Mortalité de dauphins dans le golfe de Gascogne (IV)

  • Post category:Atlantique

Mortalité par captures : un ou plusieurs problèmes ?

Les phénomènes d’échouages massifs liés aux captures sont anciens sur la façade atlantique : dès 1989 et 1991, le RNE signalait des épisodes remarquables de découvertes de cadavres de dauphins communs et de petits delphinidés (Collet et Mison, 1995). Ces épisodes se produisaient déjà pendant l’hiver et le début du printemps : près de 600 dauphins échoués en quelques jours en février 1989, par exemple. Sans qu’une preuve statistique ait été apportée, ces séries suggéraient à l’époque la responsabilité des chaluts pélagiques dans le centre du golfe de Gascogne.

Le problème de la mortalité par captures était déjà grave il y a 25 ans. C’est grâce à ce genre de détail que l’on réalise que la France est en (longue) marche pour résoudre les problèmes de cétacés et de pêcheries …

Les interactions fatales entre les dauphins communs et les pêcheries sont fréquentes à travers le monde : on peut même affirmer qu’elles se produisent dès qu’il y des pêcheurs et des Delphinus dans le même secteur. Les cas souvent décrits sont ceux qui voient dauphins et pêcheurs cibler les mêmes proies, des petits poissons pélagiques de la famille des anchois, des sardines ou des maquereaux (Fertl & Leatherwood, 1997). Ces cas sont illustrés en Australie avec des sennes tournantes, en Nouvelle-Zélande avec des chaluts pélagiques utilisés pour le maquereau, sur la côte Est américaine avec des chaluts ciblant le maquereau et le calmar (Waring et al., 1990). Aux Açores, c’est l’association entre les dauphins et les thons, prédateurs de petits poissons pélagiques, qui cause les interactions, non létales, entre les thoniers et les dauphins. Dans le golfe de Gascogne, les éléments disponibles (Meynier et al., 2008; Spitz et al., 2013) suggèrent que les dauphins se nourrissent sur les mêmes proies que les bars ciblés par certains chalutiers pélagiques. Cependant, on regrette que des nouveaux résultats ne soient pas disponibles pour la période d’augmentation de la mortalité (post-2010) et à la bonne saison (de l’hiver au printemps, surtout). Encore une défaillance du système français.

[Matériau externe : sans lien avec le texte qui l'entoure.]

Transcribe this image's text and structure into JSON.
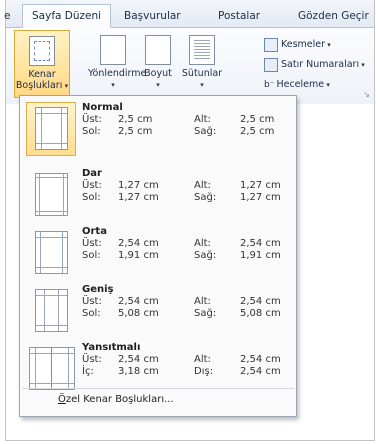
{
  "tabs": [
    "e",
    "Sayfa Düzeni",
    "Başvurular",
    "Postalar",
    "Gözden Geçir"
  ],
  "ribbon": {
    "margins": "Kenar Boşlukları",
    "margins_l1": "Kenar",
    "margins_l2": "Boşlukları",
    "orientation": "Yönlendirme",
    "size": "Boyut",
    "columns": "Sütunlar",
    "breaks": "Kesmeler",
    "line_numbers": "Satır Numaraları",
    "hyphenation": "Heceleme",
    "hyphen_prefix": "b⁻"
  },
  "menu": {
    "items": [
      {
        "name": "Normal",
        "l1": "Üst:",
        "v1": "2,5 cm",
        "r1": "Alt:",
        "w1": "2,5 cm",
        "l2": "Sol:",
        "v2": "2,5 cm",
        "r2": "Sağ:",
        "w2": "2,5 cm"
      },
      {
        "name": "Dar",
        "l1": "Üst:",
        "v1": "1,27 cm",
        "r1": "Alt:",
        "w1": "1,27 cm",
        "l2": "Sol:",
        "v2": "1,27 cm",
        "r2": "Sağ:",
        "w2": "1,27 cm"
      },
      {
        "name": "Orta",
        "l1": "Üst:",
        "v1": "2,54 cm",
        "r1": "Alt:",
        "w1": "2,54 cm",
        "l2": "Sol:",
        "v2": "1,91 cm",
        "r2": "Sağ:",
        "w2": "1,91 cm"
      },
      {
        "name": "Geniş",
        "l1": "Üst:",
        "v1": "2,54 cm",
        "r1": "Alt:",
        "w1": "2,54 cm",
        "l2": "Sol:",
        "v2": "5,08 cm",
        "r2": "Sağ:",
        "w2": "5,08 cm"
      },
      {
        "name": "Yansıtmalı",
        "l1": "Üst:",
        "v1": "2,54 cm",
        "r1": "Alt:",
        "w1": "2,54 cm",
        "l2": "İç:",
        "v2": "3,18 cm",
        "r2": "Dış:",
        "w2": "2,54 cm"
      }
    ],
    "custom_accel": "Ö",
    "custom_rest": "zel Kenar Boşlukları..."
  },
  "colors": {
    "highlight": "#ffd884",
    "ribbon_text": "#1d2d49"
  },
  "icons": [
    "margins-icon",
    "orientation-icon",
    "size-icon",
    "columns-icon",
    "breaks-icon",
    "line-numbers-icon",
    "hyphenation-icon",
    "dialog-launcher-icon"
  ]
}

Les interactions entre pêcheurs et Delphinus sont-elles aussi anciennes que la pêche ?

L’ensemble de la littérature scientifique indique sans ambiguïté que lorsque les dauphins communs se font prendre dans les chaluts ou les sennes tournantes, ils sont eux-mêmes très actifs, certainement en prédation. De plus, les probabilités de captures dans les chaluts sont maximales du crépuscule à l’aube et les captures semblent souvent se produire lors de la manœuvre de ‘haul-back’, lorsque le chalut s’affaisse sur lui-même, avant d’être remonté à bord. Dans le cas des sennes tournantes, les captures ont également lieu la nuit et la mortalité est régionalement très importante en Atlantique NE, comme au Portugal.

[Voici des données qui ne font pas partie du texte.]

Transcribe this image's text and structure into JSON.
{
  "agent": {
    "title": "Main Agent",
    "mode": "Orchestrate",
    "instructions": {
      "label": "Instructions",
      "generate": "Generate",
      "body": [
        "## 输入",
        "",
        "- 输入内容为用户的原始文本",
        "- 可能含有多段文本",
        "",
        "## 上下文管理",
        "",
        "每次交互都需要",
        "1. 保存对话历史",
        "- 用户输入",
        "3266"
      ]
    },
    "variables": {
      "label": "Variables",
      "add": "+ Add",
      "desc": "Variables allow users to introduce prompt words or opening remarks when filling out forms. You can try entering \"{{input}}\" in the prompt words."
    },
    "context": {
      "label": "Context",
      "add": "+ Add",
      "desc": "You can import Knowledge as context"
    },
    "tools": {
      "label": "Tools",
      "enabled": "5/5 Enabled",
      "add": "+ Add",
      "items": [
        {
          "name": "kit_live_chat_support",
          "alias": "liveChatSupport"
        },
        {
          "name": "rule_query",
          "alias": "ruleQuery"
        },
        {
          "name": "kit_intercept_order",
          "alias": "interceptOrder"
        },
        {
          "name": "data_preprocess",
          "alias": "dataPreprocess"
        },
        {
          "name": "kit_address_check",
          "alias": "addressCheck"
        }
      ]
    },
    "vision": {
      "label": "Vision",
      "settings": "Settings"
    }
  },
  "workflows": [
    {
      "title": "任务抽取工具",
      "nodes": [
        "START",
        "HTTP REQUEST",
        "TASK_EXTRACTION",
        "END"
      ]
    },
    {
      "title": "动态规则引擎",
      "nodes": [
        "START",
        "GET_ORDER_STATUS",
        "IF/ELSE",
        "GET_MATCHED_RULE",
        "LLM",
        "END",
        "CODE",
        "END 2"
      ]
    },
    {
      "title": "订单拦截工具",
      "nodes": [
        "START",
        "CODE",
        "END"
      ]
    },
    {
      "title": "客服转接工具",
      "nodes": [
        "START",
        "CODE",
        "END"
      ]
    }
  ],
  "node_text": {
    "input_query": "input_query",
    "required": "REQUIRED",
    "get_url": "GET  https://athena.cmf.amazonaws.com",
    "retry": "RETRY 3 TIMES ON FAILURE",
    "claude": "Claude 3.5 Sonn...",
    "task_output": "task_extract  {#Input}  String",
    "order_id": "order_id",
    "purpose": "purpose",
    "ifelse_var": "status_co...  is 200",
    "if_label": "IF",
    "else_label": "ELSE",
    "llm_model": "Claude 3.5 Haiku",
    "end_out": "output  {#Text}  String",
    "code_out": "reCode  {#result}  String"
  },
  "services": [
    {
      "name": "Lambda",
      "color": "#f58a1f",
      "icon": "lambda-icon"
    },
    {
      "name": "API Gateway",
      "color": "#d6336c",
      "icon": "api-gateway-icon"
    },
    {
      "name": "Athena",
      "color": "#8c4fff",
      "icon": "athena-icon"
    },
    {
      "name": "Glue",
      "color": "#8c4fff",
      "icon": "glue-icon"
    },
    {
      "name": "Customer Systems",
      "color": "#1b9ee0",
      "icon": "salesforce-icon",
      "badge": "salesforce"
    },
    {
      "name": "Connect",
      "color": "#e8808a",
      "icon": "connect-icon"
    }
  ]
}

Les sennes tournantes à petits pélagiques sont localement très dangereuses pour les dauphins

Par contre, les interactions mortelles pour les dauphins communs sont peu documentées en ce qui concerne les filets calés, maillants ou trémails, au contraire de l’importante mortalité causée aux marsouins. Pourtant, une proportion significative de la mortalité de dauphins dans le golfe de Gascogne provient d’engins dormants, souvent disposés sur des profondeurs modérées: le rapport du CIEM de 2019 indique des fréquences de mortalité variant de 1 à 4 dauphins pour 100 opérations de pêche, selon les zones. Cette fréquence peut sembler faible mais elle doit être multipliée par le nombre d’actions de pêche effectuées par une flotte de fileyeurs très nombreuse, ce qui suggère une mortalité de dauphins se chiffrant sans doute à plusieurs milliers, dans le golfe de Gascogne et en Manche Ouest.

Des centaines de fileyeurs investissent quotidiennement le golfe de Gascogne pour pêcher toutes sortes de poissons … et chaque année ils capturent des milliers de dauphins et marsouins

Le cas des captures dans les filets calés soulève encore plus de questions que celui des chaluts. Au Portugal, l’ampleur de cette mortalité de dauphins est similaire à celle causée par les sennes tournantes; dans le golfe de Gascogne, on ne connait pas exactement la gravité du problème faute d’observations suffisantes. La question principale est : les dauphins communs se prennent-ils dans ces filets fixes par inadvertance (ceux-ci sont peu ‘visibles’ avec leur biosonar) ou bien suite à une action volontaire de prédation dans les filets ? La réponse conditionne largement le solutionnement du problème: dans le premier cas, il faudrait rendre les filets calés plus détectables par les dauphins, dans le second cas, c’est l’engin de pêche lui-même qui attire les dauphins.

Lorsque des cétacés ne ‘voient’ pas un filet calé, une solution technique permet de diminuer les captures : on dispose des balises acoustiques tous les 100 à 200 mètres tout au long du filet (qui fait en général un à plusieurs kilomètres). La mise en place de ‘pingers’ de signalement permet souvent de limiter les captures, c’est du moins ce qui a été démontré pour les marsouins en mer du Nord … et c’est une des préconisations de l’union européenne. Ce type de balise a été expérimenté au Portugal, pour les dauphins communs.

Une balise acoustique de signalement, ou ‘pinger’

Par contre, lorsque des dauphins sont attirés par un engin de pêche parce qu’ils savent que des proies y sont présentes, l’engin acoustique qui pourrait les dissuader d’approcher doit être cent fois plus puissant pour garantir une relative efficacité. Ces balises puissantes sont maintenant obligatoires pour les chalutiers français. Du coup, la balise acoustique est tellement bruyante qu’elle pollue tout l’environnement et peut devenir nuisible pour les cétacés : lorsqu’elles sont actives à grande échelle sur des centaines de filets … elles entraînent la désertion d’un habitat vital pour les cétacés. Souffrir de la faim ou prendre le risque d’une capture, quel choix cornélien pour des créatures protégées !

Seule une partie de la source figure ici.